Amid so many macro risks to consider right now, should you put money to work in the global stock market today? I say yes. Considering that the U.S. stock market is near bear market territory and international markets have fared far worse, I assert today’s valuations are attractive setups for long-term investors. You might even get an intermediate-term recovery that could pay off handsomely.
Finding Value
Consider that global price-to-earnings multiples are downright cheap. That goes for many ex-U.S. markets as well as small- and mid-cap domestic indices. According to great charts from Ed Yardeni, the All-Country World Index (which VT for all intents and purposes tracks) sports a reasonable forward P/E ratio of 15.5-times as of April 28. That valuation has turned even cheaper as of May 11 considering that global equities have fallen several percentage points to kick off May.
Valuations Spanning The Globe
The EAFE (Europe, Australasia, and the Far East) index (EFA) is cheaper at just 13.0 times next year’s forecast earnings. Of course, the “E” in the P/E ratio is never a sure thing. Many pundits feel earnings estimates may drop over the coming months for various regions, namely Europe (VGK) as that continent endures sharp inflation and immediate geopolitical turmoil caused by Putin’s invasion of Ukraine.
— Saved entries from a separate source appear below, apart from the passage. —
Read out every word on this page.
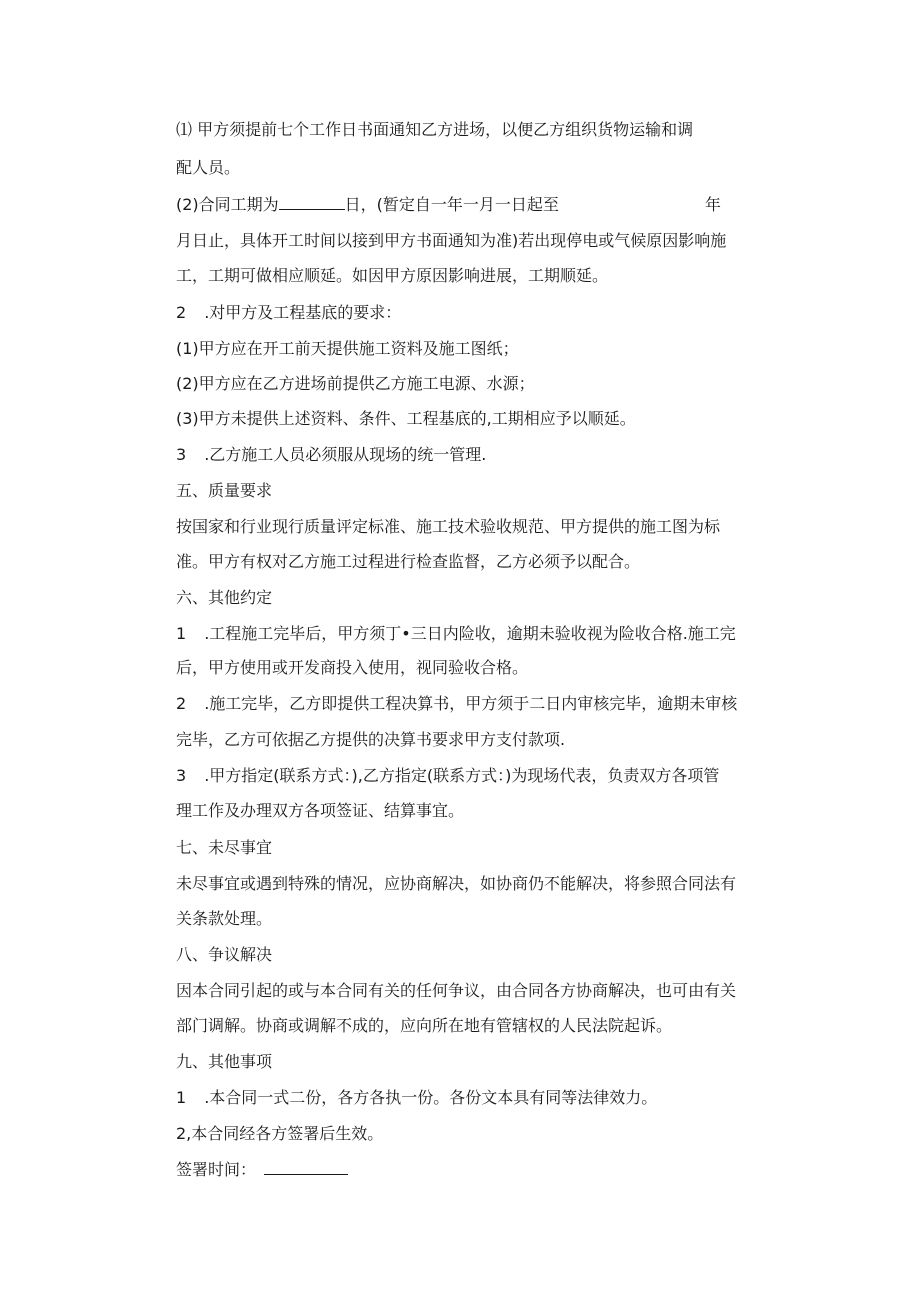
⑴ 甲方须提前七个工作日书面通知乙方进场，以便乙方组织货物运输和调
配人员。
(2)合同工期为	日，(暂定自一年一月一日起至	年
月日止，具体开工时间以接到甲方书面通知为准)若出现停电或气候原因影响施
工，工期可做相应顺延。如因甲方原因影响进展，工期顺延。
2 .对甲方及工程基底的要求：
(1)甲方应在开工前天提供施工资料及施工图纸；
(2)甲方应在乙方进场前提供乙方施工电源、水源；
(3)甲方未提供上述资料、条件、工程基底的,工期相应予以顺延。
3 .乙方施工人员必须服从现场的统一管理.
五、质量要求
按国家和行业现行质量评定标准、施工技术验收规范、甲方提供的施工图为标
准。甲方有权对乙方施工过程进行检查监督，乙方必须予以配合。
六、其他约定
1 .工程施工完毕后，甲方须丁•三日内险收，逾期未验收视为险收合格.施工完
后，甲方使用或开发商投入使用，视同验收合格。
2 .施工完毕，乙方即提供工程决算书，甲方须于二日内审核完毕，逾期未审核
完毕，乙方可依据乙方提供的决算书要求甲方支付款项.
3 .甲方指定(联系方式：),乙方指定(联系方式：)为现场代表，负责双方各项管
理工作及办理双方各项签证、结算事宜。
七、未尽事宜
未尽事宜或遇到特殊的情况，应协商解决，如协商仍不能解决，将参照合同法有
关条款处理。
八、争议解决
因本合同引起的或与本合同有关的任何争议，由合同各方协商解决，也可由有关
部门调解。协商或调解不成的，应向所在地有管辖权的人民法院起诉。
九、其他事项
1 .本合同一式二份，各方各执一份。各份文本具有同等法律效力。
2,本合同经各方签署后生效。
签署时间：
Emerging Markets (VWO) trade at just 11.2-time earnings estimates. That’s historically exceptionally low and not far from the cheapest reading in about a decade. Meanwhile, the U.S. trades at a relatively lofty 18.3-times earnings. But consider that domestic “SMID” caps (VXF) are quite cheap as illustrated below.
U.S. Mid- And Small-Caps Attractively Priced
The S&P 400 MidCap Index (IVOO) and the S&P 600 SmallCap Index (VIOO) are venturing closer to extremely cheap levels. We’ll see how earnings arrive as 2022 presses on, but long-term investors should jump at the chance to own these inexpensive areas of the market. VT holds all of them. But what does the technical picture of VT look like? Is there more room to the downside? Chart time.
The Technical Take: VT Approaches Support
I see support just below where are right now. The psychologically important 20% bear market threshold is close to the last tick while the 38.2% Fibonacci retracement point has confluence there. Moreover, there’s historical support at prior resistance between $83 and $85. Technicians call this the polarity principle – what was once resistance should be future support. That’s the hope for the bulls at least.
The Bottom Line
Vanguard Total World Stock ETF looks good here for long-term investors seeking exposure to all global stocks. Sometimes keeping a portfolio simple is the approach you can most likely stick with through the good times and the troubled times (like right now). Attractive valuations, low cost, and price falling into support warrants a bullish view.